Ranking Member Mike Quigley Statement to Rules Committee on the 2024 Transportation, and Housing and Urban Development, and Related Agencies Funding Bill

2023-11-01 16:50
Statement

Congressman Mike Quigley (D-IL-05), Ranking Member of the Transportation, and Housing and Urban Development, and Related Agencies Subcommittee, delivered the following remarks to the House Rules Committee in opposition to the fiscal year 2024 Transportation, and Housing and Urban Development, and Related Agencies bill:

Thank you, Vice Chair Burgess. I want to thank the Acting Ranking Member as well, and other members of the Rules Committee for allowing me to testify today.

As Ranking Member of the Transportation, Housing and Urban Development, and Related Agencies Appropriations Subcommittee, I take pride in how the work of this subcommittee impacts the day to day lives of every person in our country.

Whether it is working to improve morning commutes to work and school, fighting against the emissions that come along with moving people and goods from one place to another or ensuring every American has a safe and stable place to call home – this bill touches the life of every American.

Yet, this bill undercuts the fundamental values of the American people, and at the expense of our lowest income families. Rather than continuing investments to upgrade our outdated infrastructure, this bill would weaken the safety of our transportation workers and communities.

Instead of reducing congestion on our roads, delays at our airports, and bottlenecks at train stations, this bill would make our daily commutes and travel times longer.

When we should be investing more resources in safe stable affordable housing to help the millions of American families that are barely getting by each month, this bill would eliminate the opportunity for 22,000 working families to secure an affordable mortgage or home to rent.

All in all, this bill trades the basic needs of everyday Americans for the wants of the wealthiest. 

This message is made very clear when the bill cuts more than $7 billion for freight, rail, transit, and port infrastructure projects that span all 50 states and the District of Columbia, urban and rural. This includes a complete elimination of the Thriving Communities program; striking out any new funding for the popular and bipartisan RAISE and Mega grant programs; gutting funding for light rail, subways, and bus projects by 82 percent; and slashing Amtrak’s northeast corridor funding by 92 percent, crippling the entire national network from Florida to New York, Texas to California, and in my own district – from Chicago, to Arkansas, Montana, and all the way to the Pacific Northwest.
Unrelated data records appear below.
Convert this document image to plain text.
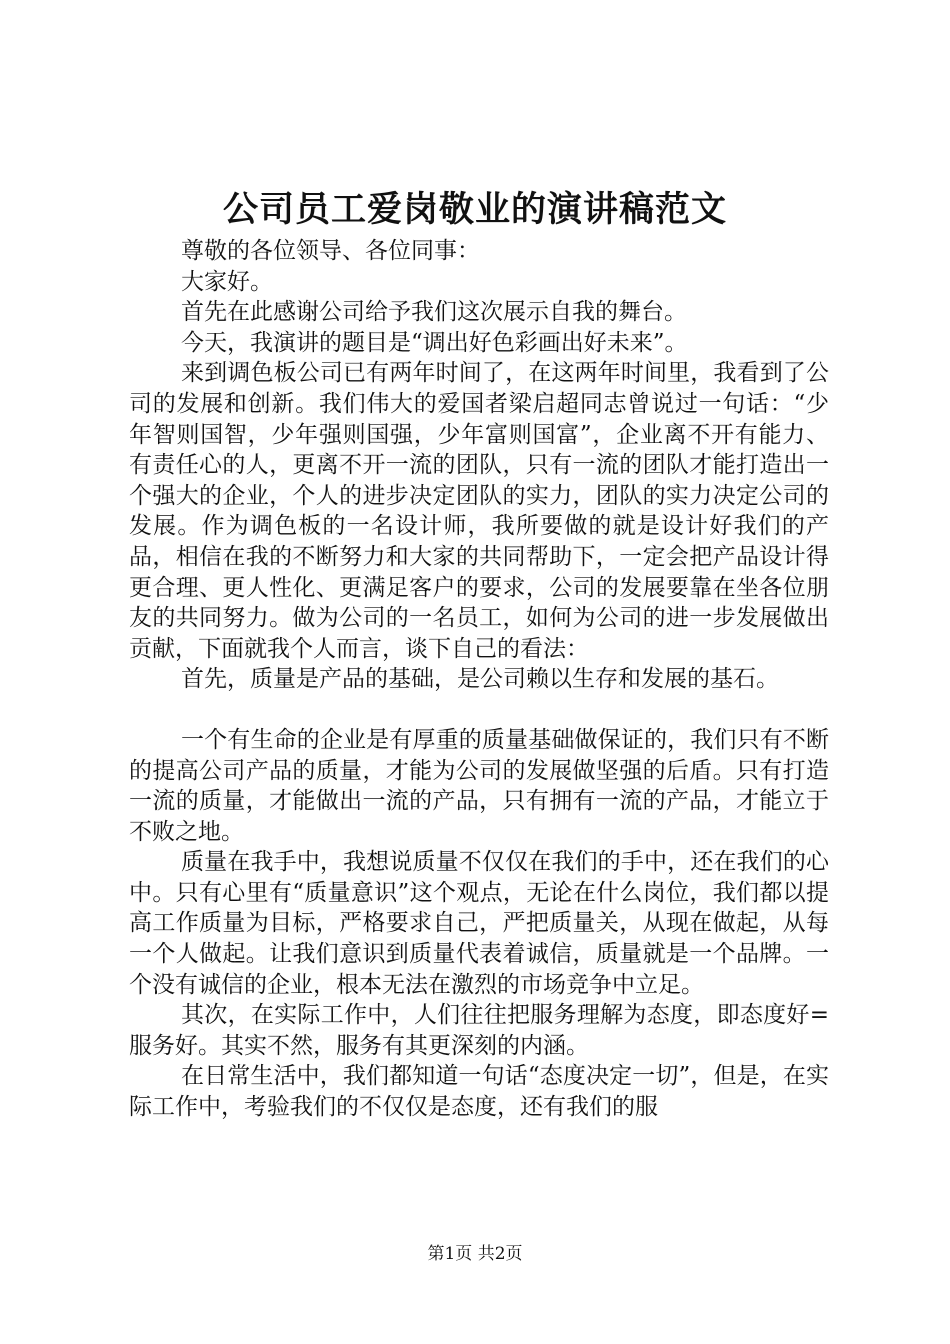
公司员工爱岗敬业的演讲稿范文

尊敬的各位领导、各位同事：

大家好。

首先在此感谢公司给予我们这次展示自我的舞台。

今天，我演讲的题目是“调出好色彩画出好未来”。

来到调色板公司已有两年时间了，在这两年时间里，我看到了公司的发展和创新。我们伟大的爱国者梁启超同志曾说过一句话：“少年智则国智，少年强则国强，少年富则国富”，企业离不开有能力、有责任心的人，更离不开一流的团队，只有一流的团队才能打造出一个强大的企业，个人的进步决定团队的实力，团队的实力决定公司的发展。作为调色板的一名设计师，我所要做的就是设计好我们的产品，相信在我的不断努力和大家的共同帮助下，一定会把产品设计得更合理、更人性化、更满足客户的要求，公司的发展要靠在坐各位朋友的共同努力。做为公司的一名员工，如何为公司的进一步发展做出贡献，下面就我个人而言，谈下自己的看法：

首先，质量是产品的基础，是公司赖以生存和发展的基石。

一个有生命的企业是有厚重的质量基础做保证的，我们只有不断的提高公司产品的质量，才能为公司的发展做坚强的后盾。只有打造一流的质量，才能做出一流的产品，只有拥有一流的产品，才能立于不败之地。

质量在我手中，我想说质量不仅仅在我们的手中，还在我们的心中。只有心里有“质量意识”这个观点，无论在什么岗位，我们都以提高工作质量为目标，严格要求自己，严把质量关，从现在做起，从每一个人做起。让我们意识到质量代表着诚信，质量就是一个品牌。一个没有诚信的企业，根本无法在激烈的市场竞争中立足。

其次，在实际工作中，人们往往把服务理解为态度，即态度好=服务好。其实不然，服务有其更深刻的内涵。

在日常生活中，我们都知道一句话“态度决定一切”，但是，在实际工作中，考验我们的不仅仅是态度，还有我们的服

第1页 共2页
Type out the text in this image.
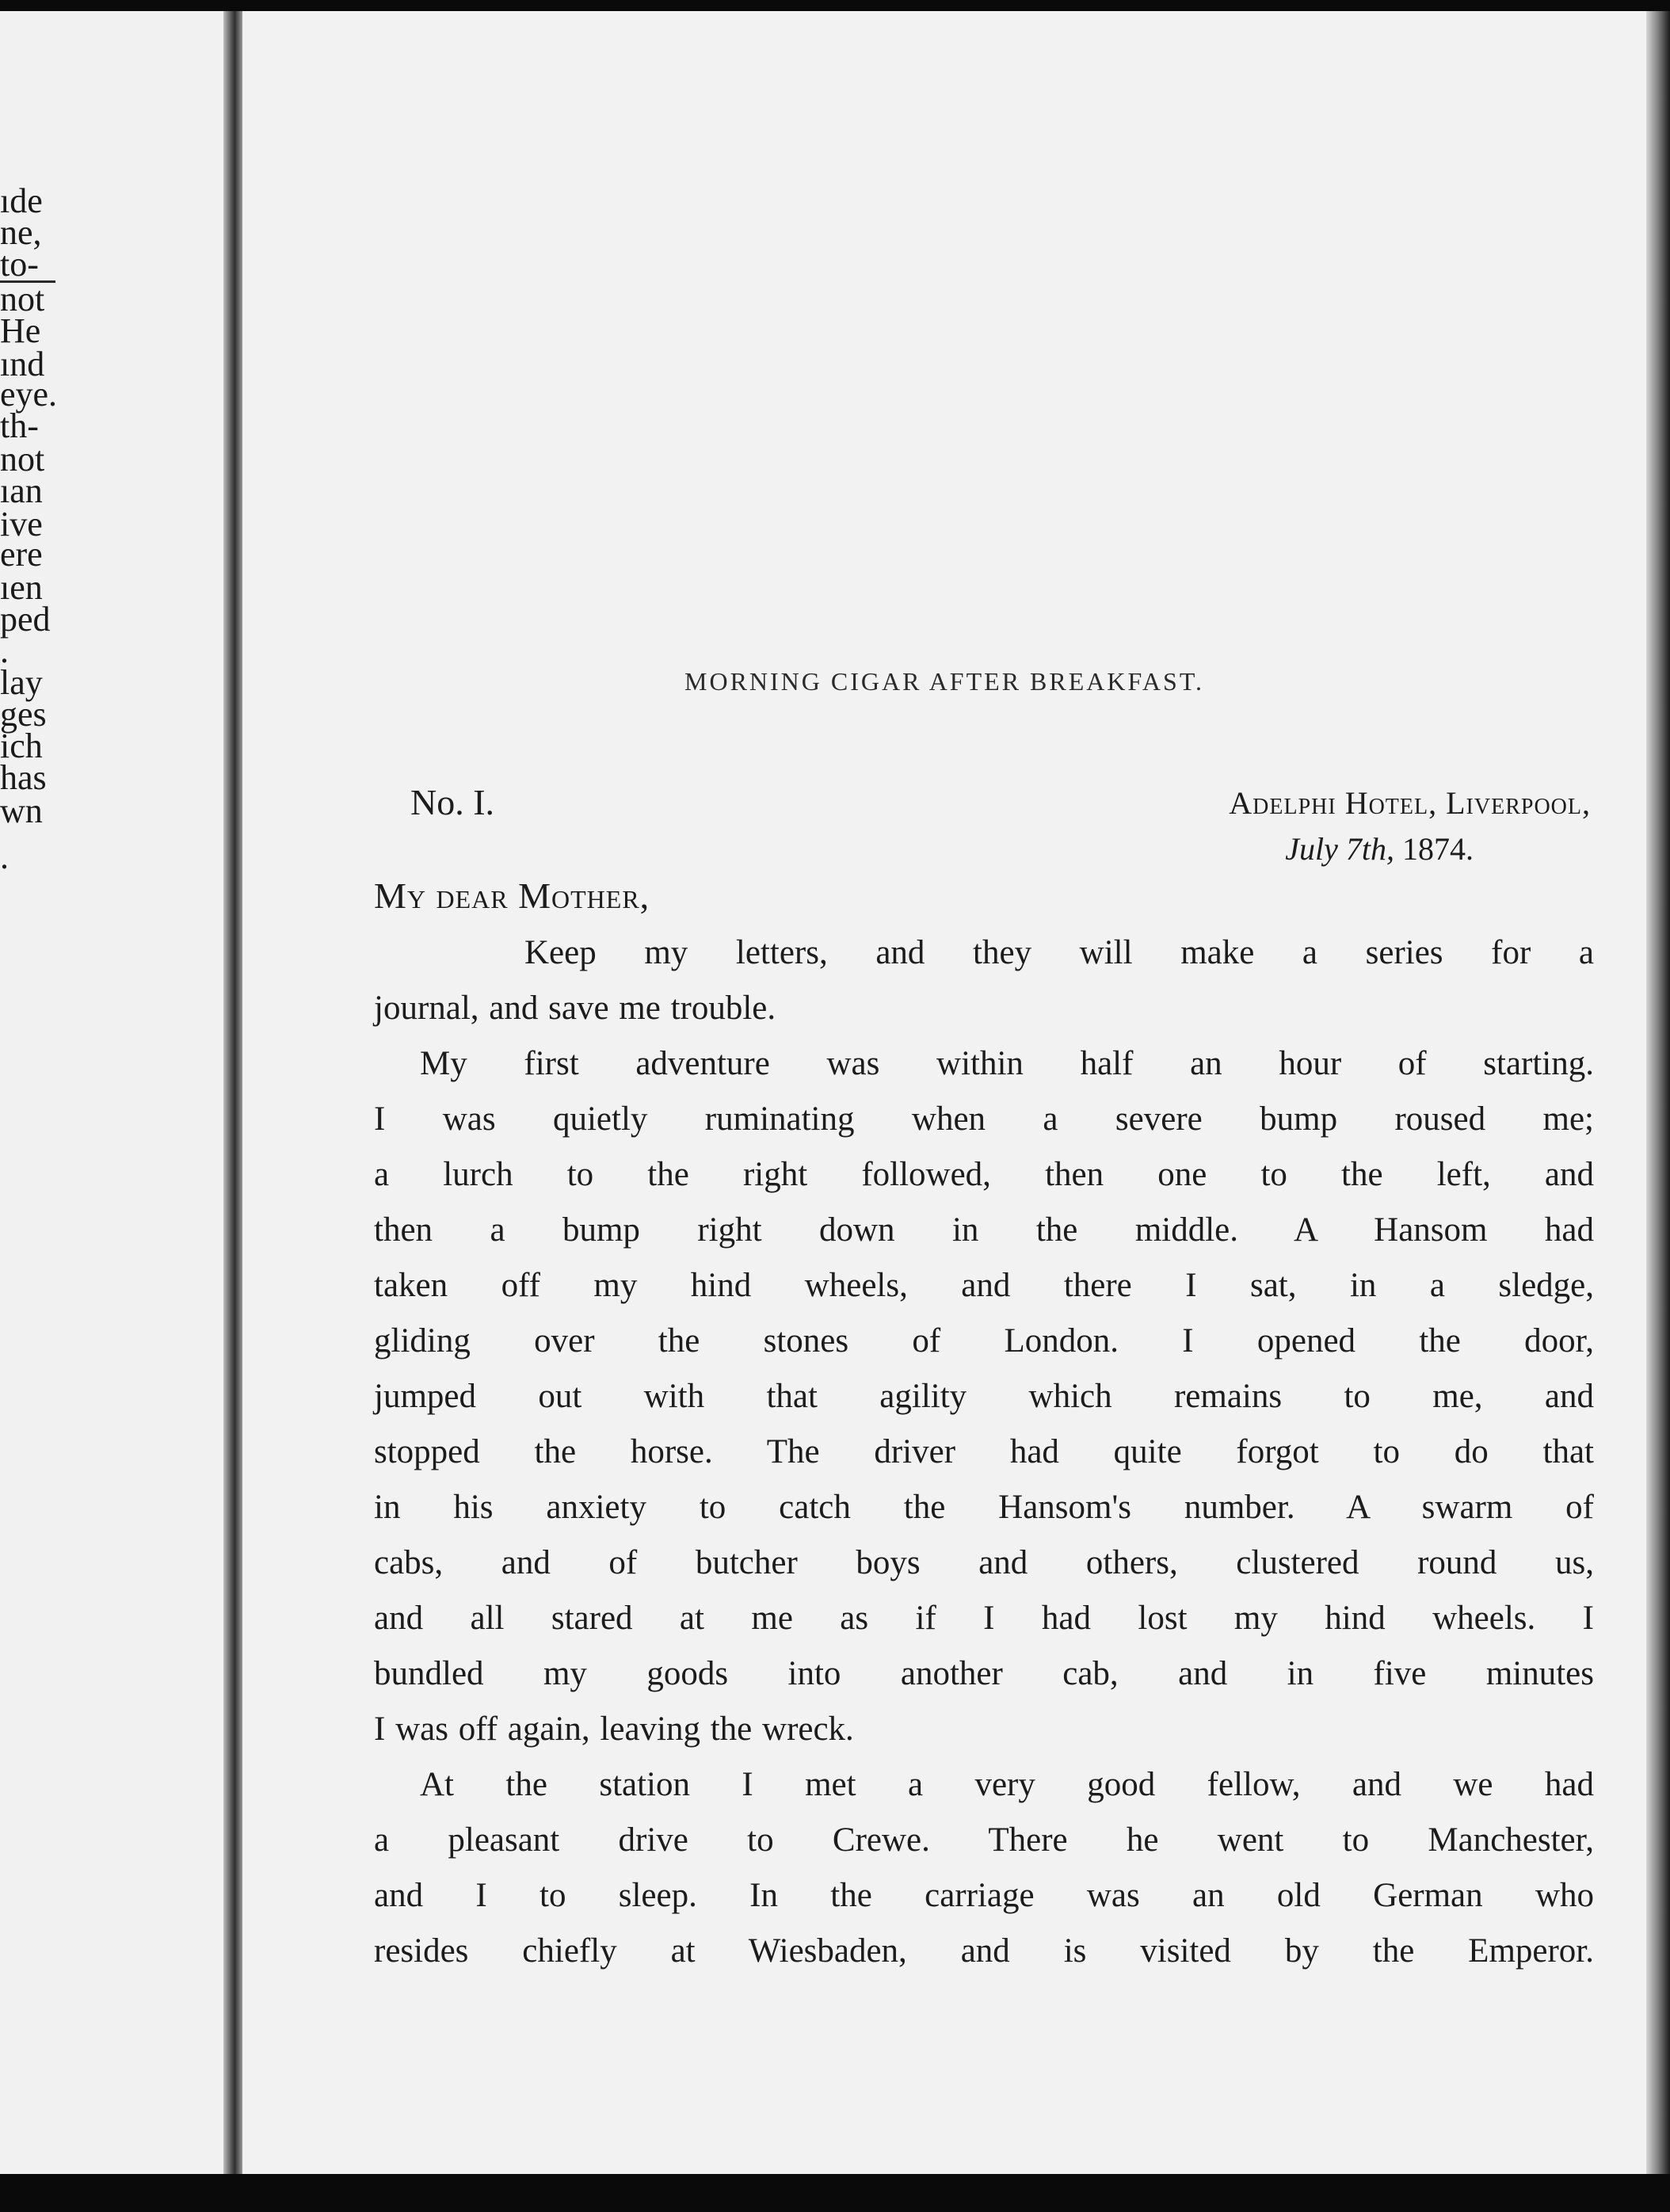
ıde
ne,
to-
not
He
ınd
eye.
th-
not
ıan
ive
ere
ıen
ped
.
lay
ges
ich
has
wn
.
MORNING CIGAR AFTER BREAKFAST.
No. I.	Adelphi Hotel, Liverpool,
July 7th, 1874.
My dear Mother,
Keep my letters, and they will make a series for a
journal, and save me trouble.
My first adventure was within half an hour of starting.
I was quietly ruminating when a severe bump roused me;
a lurch to the right followed, then one to the left, and
then a bump right down in the middle. A Hansom had
taken off my hind wheels, and there I sat, in a sledge,
gliding over the stones of London. I opened the door,
jumped out with that agility which remains to me, and
stopped the horse. The driver had quite forgot to do that
in his anxiety to catch the Hansom's number. A swarm of
cabs, and of butcher boys and others, clustered round us,
and all stared at me as if I had lost my hind wheels. I
bundled my goods into another cab, and in five minutes
I was off again, leaving the wreck.
At the station I met a very good fellow, and we had
a pleasant drive to Crewe. There he went to Manchester,
and I to sleep. In the carriage was an old German who
resides chiefly at Wiesbaden, and is visited by the Emperor.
The bill also eliminates more than $2 billion for housing development and community revitalization programs (based on merit and need, I might add) including pulling back half a billion dollars intended to make housing safer for low-income children and families. A safe and stable roof over your child’s head should not be a worry for working parents already struggling to make ends meet. Yet, if enacted into law, this bill would force millions of families, elderly and disabled, to make even more difficult decisions each day on whether to live in a home riddled with lead and mold.

All while the bill eliminates $25 billion from the IRS for tax oversight for the wealthy, an agency that this bill does not even have jurisdiction over.

Compounding these concerns are the several controversial policy riders that unnecessarily attack high speed rail, roll back transportation safety, and call into question civil rights protections for most Americans.

This bill does not represent what a majority of our constituents have called on us to do, and I fear we have yet to see what additional cuts may be taken within this bill to appease those Members calling for draconian levels of spending, on the backs of everyday Americans.

As such, Mr. Chairman, I respectively cannot support this bill. Thank you.